BD's chain solicits guest feedback with electronic comment cards

Nation's Restaurant News, May 8, 2006 by Julie Ritzer Ross

Seeking more feedback from more diners, some operators are replacing paper comment cards and other traditional customer survey methods with automated systems designed to elicit patrons' opinions before they exit the restaurant.

Ferndale, Mich.-based BD's Mongolian Barbecue jumped on this bandwagon last year by implementing The Informant, an electronic comment card, or ECC, system that is part of the Allegiant Loyalty Tools product suite from Long Range Systems Inc. of Dallas.

"This is the kind of data that contributes to increased customer loyalty and sales," said Wayne Wright, BD's regional franchise director.

Other vendors of such ECC technology include In-Touch Survey Systems of Boston, whose product is called the Electronic Clipboard.

Paging technology specialist Jtech Communications, an early developer of ECC systems, no longer offers the devices, as company officials say operators expressed little interest in the tools. Some prior users of the technology have since moved to automated phone or Internet surveying systems, citing cost savings.

However, Long Range Systems said its ECC guest self-service survey device business is growing.

With systems like The Informant, restaurant customers share their opinions via handheld devices that are linked to individual servers or tables by way of special numeric codes. Delivered to diners along with their checks, the devices store collected information until the end of the working day, when they are returned to a docking station/terminal for recharging. With a secure Internet connection, data are uploaded via the terminal to the vendor's password-protected website for compilation into daily reports. The reports are generated overnight and e-mailed to corporate headquarters, area managers and general managers the following morning.

BD's Mongolian Barbecue has 11 company-owned and 15 franchised units, where customers select fresh ingredients for Mongolian stir-fry fare and observe as dishes are cooked on an open grill. The operator had long used a mystery shopper service to monitor its stores but was not satisfied with the scope of information it was able to glean using this method, Wright said.
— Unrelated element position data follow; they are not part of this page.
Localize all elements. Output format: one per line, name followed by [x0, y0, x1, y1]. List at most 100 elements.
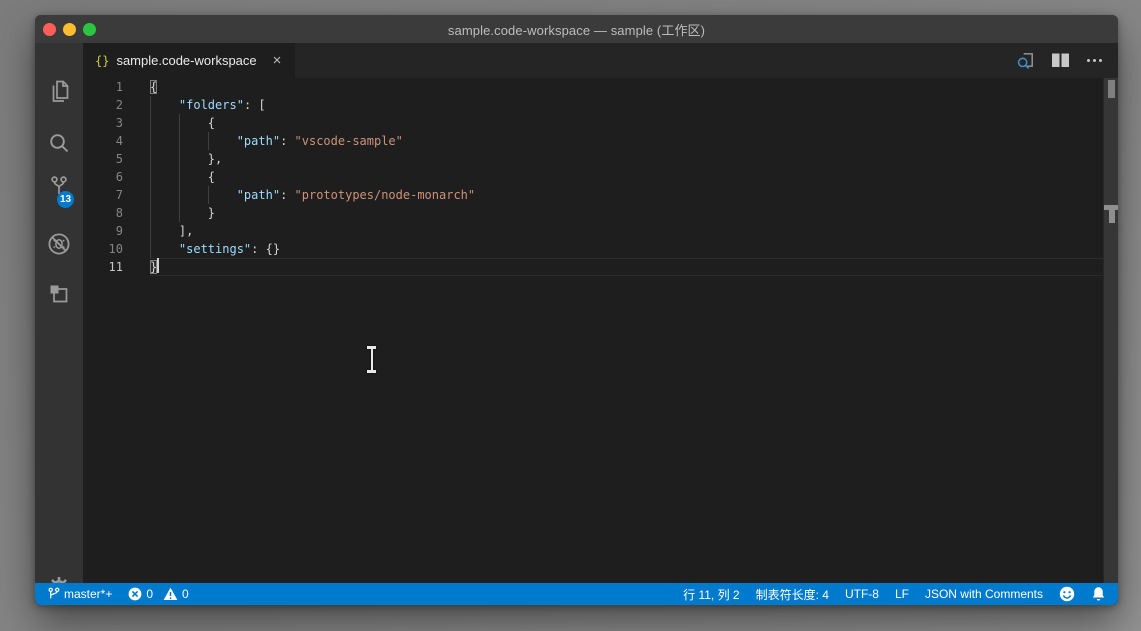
debug-icon: [48, 233, 70, 255]
code-line[interactable]: 11}: [83, 258, 1103, 276]
code-token: :: [280, 188, 295, 202]
open-preview-button[interactable]: [1016, 51, 1036, 71]
close-window-button[interactable]: [43, 22, 56, 36]
warning-icon: [163, 587, 178, 600]
indent-guide: [178, 204, 180, 222]
cursor-position-status[interactable]: 行 11, 列 2: [683, 586, 739, 603]
code-token: {: [150, 170, 216, 184]
indent-guide: [178, 186, 180, 204]
sidebar-item-source-control[interactable]: 13: [35, 169, 83, 208]
git-branch-icon: [48, 587, 60, 599]
code-token: "path": [236, 134, 281, 148]
code-text: }: [150, 258, 1103, 276]
feedback-button[interactable]: [1059, 586, 1075, 602]
indent-guide: [150, 186, 151, 204]
language-mode-status[interactable]: JSON with Comments: [925, 587, 1043, 601]
ellipsis-icon: [1086, 59, 1102, 62]
code-text: "folders": [: [150, 96, 1103, 114]
tab-label: sample.code-workspace: [116, 53, 257, 68]
code-line[interactable]: 2 "folders": [: [83, 96, 1103, 114]
code-line[interactable]: 7 "path": "prototypes/node-monarch": [83, 186, 1103, 204]
sidebar-item-explorer[interactable]: [35, 73, 83, 109]
error-count: 0: [146, 587, 154, 601]
line-number: 10: [108, 242, 123, 256]
code-token: ],: [150, 224, 194, 238]
tab-bar: {} sample.code-workspace ×: [83, 43, 1118, 78]
indent-guide: [178, 114, 180, 132]
code-line[interactable]: 9 ],: [83, 222, 1103, 240]
indent-guide: [207, 132, 209, 150]
status-bar-left: master*+ 0 0: [47, 587, 189, 601]
code-line[interactable]: 10 "settings": {}: [83, 240, 1103, 258]
code-token: },: [150, 152, 223, 166]
code-text: {: [150, 78, 1103, 96]
code-token: :: [280, 134, 295, 148]
code-line[interactable]: 5 },: [83, 150, 1103, 168]
scrollbar-thumb[interactable]: [1108, 80, 1115, 98]
zoom-window-button[interactable]: [83, 22, 96, 36]
code-line[interactable]: 1{: [83, 78, 1103, 96]
line-number: 3: [115, 116, 123, 130]
bracket-match: }: [150, 260, 158, 274]
code-line[interactable]: 3 {: [83, 114, 1103, 132]
more-actions-button[interactable]: [1084, 51, 1104, 71]
line-number: 9: [115, 224, 123, 238]
line-number: 1: [115, 80, 123, 94]
indent-guide: [207, 186, 209, 204]
code-text: "path": "prototypes/node-monarch": [150, 186, 1103, 204]
code-line[interactable]: 6 {: [83, 168, 1103, 186]
code-token: : {}: [251, 242, 281, 256]
sidebar-item-debug[interactable]: [35, 226, 83, 262]
indent-guide: [150, 96, 151, 114]
title-bar: sample.code-workspace — sample (工作区): [35, 15, 1118, 43]
git-branch-status[interactable]: master*+: [47, 587, 112, 601]
indent-guide: [178, 132, 180, 150]
activity-bar: 13: [35, 43, 83, 597]
editor-actions: [1016, 43, 1118, 78]
text-cursor: [157, 258, 160, 273]
line-number: 7: [115, 188, 123, 202]
line-number: 8: [115, 206, 123, 220]
sidebar-item-extensions[interactable]: [35, 276, 83, 312]
code-token: }: [150, 206, 216, 220]
status-bar-right: 行 11, 列 2 制表符长度: 4 UTF-8 LF JSON with Co…: [683, 586, 1106, 603]
code-token: "settings": [178, 242, 252, 256]
code-token: : [: [243, 98, 266, 112]
code-token: "path": [236, 188, 281, 202]
files-icon: [52, 80, 69, 102]
indentation-status[interactable]: 制表符长度: 4: [756, 586, 829, 603]
close-tab-icon[interactable]: ×: [269, 53, 285, 68]
code-line[interactable]: 8 }: [83, 204, 1103, 222]
minimize-window-button[interactable]: [63, 22, 76, 36]
preview-search-icon: [1017, 53, 1033, 70]
code-text: {: [150, 168, 1103, 186]
tab-sample-code-workspace[interactable]: {} sample.code-workspace ×: [83, 43, 295, 78]
bell-icon: [1092, 587, 1105, 601]
window-title: sample.code-workspace — sample (工作区): [447, 22, 706, 38]
encoding-status[interactable]: UTF-8: [845, 587, 879, 601]
eol-status[interactable]: LF: [895, 587, 909, 601]
code-line[interactable]: 4 "path": "vscode-sample": [83, 132, 1103, 150]
notifications-button[interactable]: [1091, 586, 1106, 602]
indent-guide: [150, 168, 151, 186]
source-control-badge: 13: [57, 191, 75, 208]
editor-pane[interactable]: 1{2 "folders": [3 {4 "path": "vscode-sam…: [83, 78, 1118, 583]
line-number: 6: [115, 170, 123, 184]
split-editor-button[interactable]: [1050, 51, 1070, 71]
line-number: 11: [108, 260, 123, 274]
code-text: ],: [150, 222, 1103, 240]
problems-status[interactable]: 0 0: [128, 587, 189, 601]
line-number: 2: [115, 98, 123, 112]
error-icon: [128, 587, 142, 601]
bracket-match: {: [150, 80, 158, 94]
sidebar-item-search[interactable]: [35, 125, 83, 161]
indent-guide: [150, 132, 151, 150]
indent-guide: [150, 204, 151, 222]
code-rows: 1{2 "folders": [3 {4 "path": "vscode-sam…: [83, 78, 1103, 276]
code-token: "prototypes/node-monarch": [294, 188, 476, 202]
editor-scrollbar[interactable]: [1103, 78, 1118, 583]
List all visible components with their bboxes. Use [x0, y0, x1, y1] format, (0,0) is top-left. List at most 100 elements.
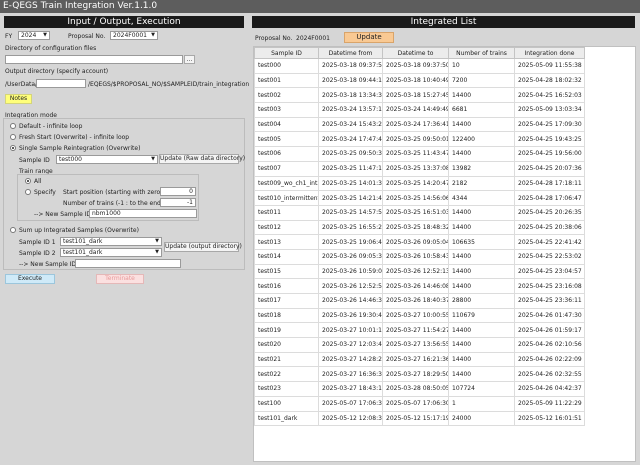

"Shoppers visited each of our restaurants twice a month, once for lunch and once for dinner," Wright said. "They provided some valuable feedback about the customer experience, yet when we really looked at the number of people who go through our doors every day, the amount of information we were getting didn't cut it."

Posting surveys on the corporate website and inviting diners to express their views by calling a toll-free telephone number printed at the bottom of their checks proved no more effective, BD's officials indicated. Not long after scrapping these methods, BD's officials heard about The Informant, and a six-month pilot test of the system was subsequently conducted at a unit in Ann Arbor, Mich. The deployment has since been expanded to 19 stores, with the remaining units expected to go live with the system by the end of the company's second quarter.

Each BD's store has 20 of The Informant devices, which are shaped like restaurant tip trays and feature alphanumeric keypads. While Wright declined to release details of the operator's investment in the system, Ken Todd, Allegiant Loyalty Tools product manager, said the 50 independent and chain locations using the technology incurred a hardware purchase price of about $100 per device. Additional fees, which cover survey design and report generation, run approximately $12 per device per month, according to Todd.

Long Range Systems recommends that surveys contain a maximum of 10 to 15 questions. BD's version has 13 questions to encourage participation and keep response time to 90 seconds or less, Wright says. At present, respondents are asked whether they are first-time visitors and if they intend to dine there again.

Other questions cover such issues as whether servers met the requirement to offer a cup of coffee to go, whether staff members working at the grill interacted with them and whether food was ready in the targeted time of less than three minutes. Diners also are asked if they received a warm greeting upon arrival at the restaurant, as well as whether they were introduced to the server by the host, received a visit from the manager during the meal and were offered dessert before receiving their check.

The last two questions in the survey include one request to categorize the food as "best," "good", "fair" or "poor," and another asks whether BD's provides "good value for the money." At present, around 80 percent of BD's diners participate in the survey, chain officials indicated. To encourage repeat participation among regular customers as well as to collect as much information as possible, the operator plans to replace a portion of the survey questions with new ones every three months. "For example, we may remove the coffee question and add one about whether servers promoted featured items or beverages," Wright said. "Or we might ask about restroom cleanliness. Anything that relates to the customer experience is fair game."